Notes: 1 This post was written a year ago when I was still studying. I've now graduated and I'm taking students. 2 The Developing Self USA is alive and well. I'm looking forward to joining the discussion next week.

It’s often said that life changes after your first Alexander Technique lesson. Invariably you learn something that makes you think and prompts a change in how you move.


My first lesson definitely changed my life, since I’m now training to become a teacher. I remember asking how I could train to teach. I’m sure my teacher didn’t take me seriously, since I didn’t know anything about the Technique at that point. But it felt like a calling, akin to the comment to my dad on the ride home from kindergarten when I announced that I would grow up to be a teacher.


Discussion in class today centered around how the Technique has changed our life priorities and required us to stand for principles that have been shaped by our AT training. In my case it was related to students I’m working with, while my classmate is having issues in her university course work. The amazing coincidence was how the reading from F. M. Alexander’s second book Constructive Conscious Control of the Individual also dealt with the subject. Yesterday we read a chapter in the same book about the problems with education (written after WWI and revised after WWII) that were eerily similar to discussions among my school’s faculty and staff in the past few years.
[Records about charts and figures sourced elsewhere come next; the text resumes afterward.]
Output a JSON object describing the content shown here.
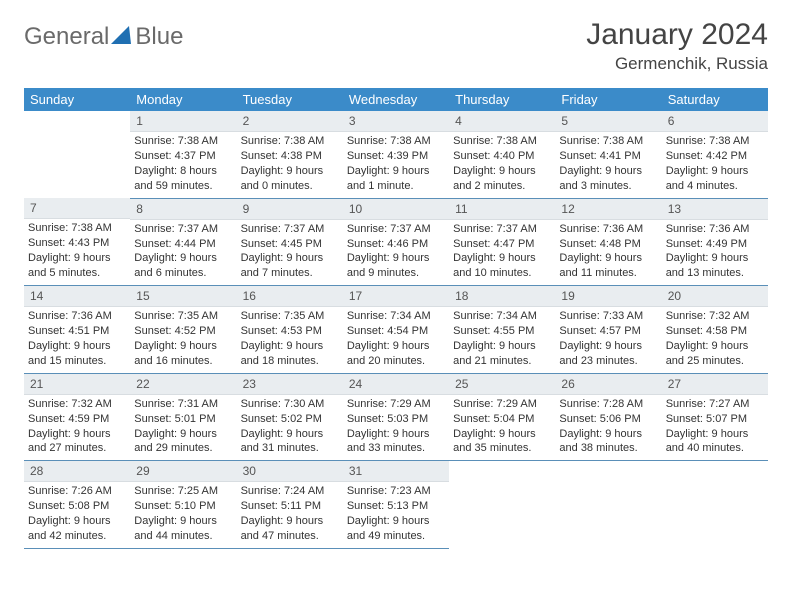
{
  "logo": {
    "text_left": "General",
    "text_right": "Blue",
    "shape_color": "#1f6fb2"
  },
  "title": "January 2024",
  "location": "Germenchik, Russia",
  "colors": {
    "header_bg": "#3b8bc9",
    "header_fg": "#ffffff",
    "daynum_bg": "#e9edf0",
    "cell_border": "#5a8fb8",
    "text": "#333333"
  },
  "weekdays": [
    "Sunday",
    "Monday",
    "Tuesday",
    "Wednesday",
    "Thursday",
    "Friday",
    "Saturday"
  ],
  "grid": [
    [
      {
        "empty": true
      },
      {
        "n": "1",
        "sr": "7:38 AM",
        "ss": "4:37 PM",
        "dl": "8 hours and 59 minutes."
      },
      {
        "n": "2",
        "sr": "7:38 AM",
        "ss": "4:38 PM",
        "dl": "9 hours and 0 minutes."
      },
      {
        "n": "3",
        "sr": "7:38 AM",
        "ss": "4:39 PM",
        "dl": "9 hours and 1 minute."
      },
      {
        "n": "4",
        "sr": "7:38 AM",
        "ss": "4:40 PM",
        "dl": "9 hours and 2 minutes."
      },
      {
        "n": "5",
        "sr": "7:38 AM",
        "ss": "4:41 PM",
        "dl": "9 hours and 3 minutes."
      },
      {
        "n": "6",
        "sr": "7:38 AM",
        "ss": "4:42 PM",
        "dl": "9 hours and 4 minutes."
      }
    ],
    [
      {
        "n": "7",
        "sr": "7:38 AM",
        "ss": "4:43 PM",
        "dl": "9 hours and 5 minutes."
      },
      {
        "n": "8",
        "sr": "7:37 AM",
        "ss": "4:44 PM",
        "dl": "9 hours and 6 minutes."
      },
      {
        "n": "9",
        "sr": "7:37 AM",
        "ss": "4:45 PM",
        "dl": "9 hours and 7 minutes."
      },
      {
        "n": "10",
        "sr": "7:37 AM",
        "ss": "4:46 PM",
        "dl": "9 hours and 9 minutes."
      },
      {
        "n": "11",
        "sr": "7:37 AM",
        "ss": "4:47 PM",
        "dl": "9 hours and 10 minutes."
      },
      {
        "n": "12",
        "sr": "7:36 AM",
        "ss": "4:48 PM",
        "dl": "9 hours and 11 minutes."
      },
      {
        "n": "13",
        "sr": "7:36 AM",
        "ss": "4:49 PM",
        "dl": "9 hours and 13 minutes."
      }
    ],
    [
      {
        "n": "14",
        "sr": "7:36 AM",
        "ss": "4:51 PM",
        "dl": "9 hours and 15 minutes."
      },
      {
        "n": "15",
        "sr": "7:35 AM",
        "ss": "4:52 PM",
        "dl": "9 hours and 16 minutes."
      },
      {
        "n": "16",
        "sr": "7:35 AM",
        "ss": "4:53 PM",
        "dl": "9 hours and 18 minutes."
      },
      {
        "n": "17",
        "sr": "7:34 AM",
        "ss": "4:54 PM",
        "dl": "9 hours and 20 minutes."
      },
      {
        "n": "18",
        "sr": "7:34 AM",
        "ss": "4:55 PM",
        "dl": "9 hours and 21 minutes."
      },
      {
        "n": "19",
        "sr": "7:33 AM",
        "ss": "4:57 PM",
        "dl": "9 hours and 23 minutes."
      },
      {
        "n": "20",
        "sr": "7:32 AM",
        "ss": "4:58 PM",
        "dl": "9 hours and 25 minutes."
      }
    ],
    [
      {
        "n": "21",
        "sr": "7:32 AM",
        "ss": "4:59 PM",
        "dl": "9 hours and 27 minutes."
      },
      {
        "n": "22",
        "sr": "7:31 AM",
        "ss": "5:01 PM",
        "dl": "9 hours and 29 minutes."
      },
      {
        "n": "23",
        "sr": "7:30 AM",
        "ss": "5:02 PM",
        "dl": "9 hours and 31 minutes."
      },
      {
        "n": "24",
        "sr": "7:29 AM",
        "ss": "5:03 PM",
        "dl": "9 hours and 33 minutes."
      },
      {
        "n": "25",
        "sr": "7:29 AM",
        "ss": "5:04 PM",
        "dl": "9 hours and 35 minutes."
      },
      {
        "n": "26",
        "sr": "7:28 AM",
        "ss": "5:06 PM",
        "dl": "9 hours and 38 minutes."
      },
      {
        "n": "27",
        "sr": "7:27 AM",
        "ss": "5:07 PM",
        "dl": "9 hours and 40 minutes."
      }
    ],
    [
      {
        "n": "28",
        "sr": "7:26 AM",
        "ss": "5:08 PM",
        "dl": "9 hours and 42 minutes."
      },
      {
        "n": "29",
        "sr": "7:25 AM",
        "ss": "5:10 PM",
        "dl": "9 hours and 44 minutes."
      },
      {
        "n": "30",
        "sr": "7:24 AM",
        "ss": "5:11 PM",
        "dl": "9 hours and 47 minutes."
      },
      {
        "n": "31",
        "sr": "7:23 AM",
        "ss": "5:13 PM",
        "dl": "9 hours and 49 minutes."
      },
      {
        "empty": true
      },
      {
        "empty": true
      },
      {
        "empty": true
      }
    ]
  ],
  "labels": {
    "sunrise": "Sunrise:",
    "sunset": "Sunset:",
    "daylight": "Daylight:"
  }
}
F.M. Alexander’s point is that nothing can be learned until a student is ready with body and mind to learn. Changing teaching methods is helpful, but changing the way the body works so that the mind can work better involves a change in the way a student thinks and uses his or her body in the process of learning. This is far beyond the scope of most educators.


However, there has been a solid connection between the Alexander Technique and education of children from the beginning. There was The Little School in Kent, England run in the 1920-30s by Irene Tasker, a Montessori teacher and Margaret Goldie, an AT Teacher. During World War II an Alexander Technique contingent came to the United States with the children from the school and continued their education in Stowe, Massachusetts then moved just west of Philadelphia, Pennsylvania. For about a decade The Developing Self has organized and trained AT teachers to work in various school settings. They recently launched The Ready List Website to provide information for the general public. The concept has crossed the pond with the first meeting last week of teachers in the United States.


The point in class today was that as we learn to live with a different awareness of time and space, there is less tolerance for stress and a stronger desire to prioritize a smoother life flow. It’s less important to “get it right” than it is to follow the process, whether we’re thinking about attaining knowledge, creating a schedule for the day or week, or cutting veggies for soup.


A popular concept now is the polyvagal approach to life, with its emphasis on regulating the nervous system. Practicing the Alexander Technique is definitely one way to achieve that! Between giving AT directions and inhibiting habitual movements, thoughts and behaviors, the Alexander Technique can certainly make powerful changes in life! And it can begin with the first lesson!